Kevin Drum, Mother Jones
Wisconsin Is Really About Plutocracy
Kevin Drum explains that you have to understand two crucial things about American politics:
First, income inequality has grown dramatically since the mid-'70s—far more in the US than in most advanced countries—and the gap is only partly related to college grads outperforming high-school grads. Rather, the bulk of our growing inequality has been a product of skyrocketing incomes among the richest 1 percent and—even more dramatically—among the top 0.1 percent. It has, in other words, been CEOs and Wall Street traders at the very tippy-top who are hoovering up vast sums of money from everyone, even those who by ordinary standards are pretty well off. [Mother Jones]
Second, American politicians don't care much about voters with moderate incomes.
Drum cites a study conducted in the early nineties by Princeton political scientist Larry Bartels where he studied the voting behavior of US Senators. It should come as no surprise that our elected officials respond far more kindly to the desires of monied interests.
Bartels also found that Republicans don't respond at all to the desires of voters with modest incomes. Maybe that's not a surprise, either. But this should be: Bartels found that Democratic senators don't respond to the desires of these voters, either. At all. [Mother Jones]
It doesn't take a genius to come to the inescapable conclusion that if our leaders are more concerned about the well-being of the wealthy that they will enact legislation that benefits the wealthy. This reality creates a problem for everyone else.

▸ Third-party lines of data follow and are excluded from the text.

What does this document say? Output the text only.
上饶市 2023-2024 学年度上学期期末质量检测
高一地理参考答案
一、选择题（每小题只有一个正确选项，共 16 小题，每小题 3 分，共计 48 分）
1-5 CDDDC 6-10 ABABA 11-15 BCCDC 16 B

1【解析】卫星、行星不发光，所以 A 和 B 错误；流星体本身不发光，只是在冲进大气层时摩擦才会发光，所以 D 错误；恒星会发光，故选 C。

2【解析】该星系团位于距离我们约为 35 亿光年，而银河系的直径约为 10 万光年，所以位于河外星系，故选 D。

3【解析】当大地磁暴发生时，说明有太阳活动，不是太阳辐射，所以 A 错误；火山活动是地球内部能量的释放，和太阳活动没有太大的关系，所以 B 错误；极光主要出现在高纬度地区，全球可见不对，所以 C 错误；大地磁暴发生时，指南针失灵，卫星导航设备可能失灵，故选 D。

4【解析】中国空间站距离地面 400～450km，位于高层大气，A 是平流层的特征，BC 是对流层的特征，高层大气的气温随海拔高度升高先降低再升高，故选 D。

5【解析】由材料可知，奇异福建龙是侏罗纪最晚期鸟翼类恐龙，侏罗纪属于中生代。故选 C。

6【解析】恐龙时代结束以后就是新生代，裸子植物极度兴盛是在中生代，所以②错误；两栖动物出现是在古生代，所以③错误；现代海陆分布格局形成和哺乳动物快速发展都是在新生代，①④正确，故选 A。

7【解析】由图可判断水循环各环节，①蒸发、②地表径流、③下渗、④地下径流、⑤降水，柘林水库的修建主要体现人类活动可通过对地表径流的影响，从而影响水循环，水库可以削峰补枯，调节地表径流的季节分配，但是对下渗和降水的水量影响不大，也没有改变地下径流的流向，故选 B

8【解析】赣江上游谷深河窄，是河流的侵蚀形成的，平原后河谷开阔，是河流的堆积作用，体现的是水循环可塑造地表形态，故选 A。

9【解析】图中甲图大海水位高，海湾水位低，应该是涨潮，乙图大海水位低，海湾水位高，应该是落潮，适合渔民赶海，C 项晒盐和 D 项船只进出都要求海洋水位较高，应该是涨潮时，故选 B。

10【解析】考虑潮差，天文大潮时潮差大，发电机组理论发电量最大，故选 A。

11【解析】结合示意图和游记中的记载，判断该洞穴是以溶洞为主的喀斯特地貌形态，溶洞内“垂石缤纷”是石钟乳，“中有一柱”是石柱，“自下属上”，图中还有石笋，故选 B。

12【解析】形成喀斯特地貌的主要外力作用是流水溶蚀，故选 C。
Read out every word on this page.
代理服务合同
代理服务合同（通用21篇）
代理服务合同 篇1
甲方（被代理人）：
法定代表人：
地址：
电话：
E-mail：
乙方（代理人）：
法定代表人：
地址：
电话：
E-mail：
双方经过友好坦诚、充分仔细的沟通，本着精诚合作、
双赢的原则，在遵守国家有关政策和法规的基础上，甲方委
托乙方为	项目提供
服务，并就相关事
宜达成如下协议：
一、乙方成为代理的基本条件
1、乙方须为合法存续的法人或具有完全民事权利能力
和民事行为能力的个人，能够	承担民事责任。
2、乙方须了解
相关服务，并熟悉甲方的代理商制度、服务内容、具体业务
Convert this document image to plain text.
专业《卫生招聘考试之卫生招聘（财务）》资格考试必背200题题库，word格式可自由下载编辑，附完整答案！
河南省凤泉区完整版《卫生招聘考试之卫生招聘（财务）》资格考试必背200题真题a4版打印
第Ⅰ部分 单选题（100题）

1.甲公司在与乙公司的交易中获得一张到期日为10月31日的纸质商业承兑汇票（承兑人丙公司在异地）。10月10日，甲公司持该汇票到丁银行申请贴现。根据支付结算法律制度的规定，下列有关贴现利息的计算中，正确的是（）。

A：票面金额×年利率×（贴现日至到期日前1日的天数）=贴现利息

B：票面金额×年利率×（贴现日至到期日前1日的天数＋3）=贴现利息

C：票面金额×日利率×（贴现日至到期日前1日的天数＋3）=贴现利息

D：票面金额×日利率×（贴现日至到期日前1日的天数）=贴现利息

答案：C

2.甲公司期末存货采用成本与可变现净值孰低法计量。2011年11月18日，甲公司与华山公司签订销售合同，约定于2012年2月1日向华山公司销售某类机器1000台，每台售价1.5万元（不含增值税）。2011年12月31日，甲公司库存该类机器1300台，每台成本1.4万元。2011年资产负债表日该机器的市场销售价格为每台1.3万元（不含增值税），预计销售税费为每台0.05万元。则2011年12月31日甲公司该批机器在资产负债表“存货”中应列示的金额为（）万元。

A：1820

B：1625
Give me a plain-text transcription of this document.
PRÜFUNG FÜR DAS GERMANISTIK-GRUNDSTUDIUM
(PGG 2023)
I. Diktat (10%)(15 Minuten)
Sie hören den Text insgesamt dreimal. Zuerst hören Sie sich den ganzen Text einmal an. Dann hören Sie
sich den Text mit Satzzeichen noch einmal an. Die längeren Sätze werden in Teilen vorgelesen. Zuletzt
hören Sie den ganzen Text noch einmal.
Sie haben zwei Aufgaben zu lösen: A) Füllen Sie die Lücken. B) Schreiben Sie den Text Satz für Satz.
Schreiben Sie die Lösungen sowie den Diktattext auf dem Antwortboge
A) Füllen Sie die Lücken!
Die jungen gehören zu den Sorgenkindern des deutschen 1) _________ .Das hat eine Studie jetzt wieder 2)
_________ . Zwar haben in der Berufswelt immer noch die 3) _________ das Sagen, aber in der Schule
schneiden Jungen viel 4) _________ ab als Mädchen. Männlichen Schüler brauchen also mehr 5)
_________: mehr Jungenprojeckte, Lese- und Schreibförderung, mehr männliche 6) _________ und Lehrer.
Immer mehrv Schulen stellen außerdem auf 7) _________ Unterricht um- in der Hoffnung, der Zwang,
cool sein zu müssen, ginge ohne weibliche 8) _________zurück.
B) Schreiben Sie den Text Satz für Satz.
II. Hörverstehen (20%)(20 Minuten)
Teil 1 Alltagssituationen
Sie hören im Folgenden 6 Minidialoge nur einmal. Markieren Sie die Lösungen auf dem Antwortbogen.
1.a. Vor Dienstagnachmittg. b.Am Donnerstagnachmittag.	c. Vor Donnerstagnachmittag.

Drum concludes with this prescient thought:
First and foremost, it's an economic problem because it's siphoned vast sums of money from the pockets of most Americans into those of the ultrawealthy. At the same time, relentless concentration of wealth and power among the rich is deeply corrosive in a democracy, and this makes it a profoundly political problem as well.
As long as 50% of our citizenry are gullible enough to continue voting against their interests in the mistaken belief that they too can achieve the kind of wealth they fantasize about in their daydreams, our politicians will continue to enact legislation that benefit the 1% of the population who bankrolls our so-called "democracy".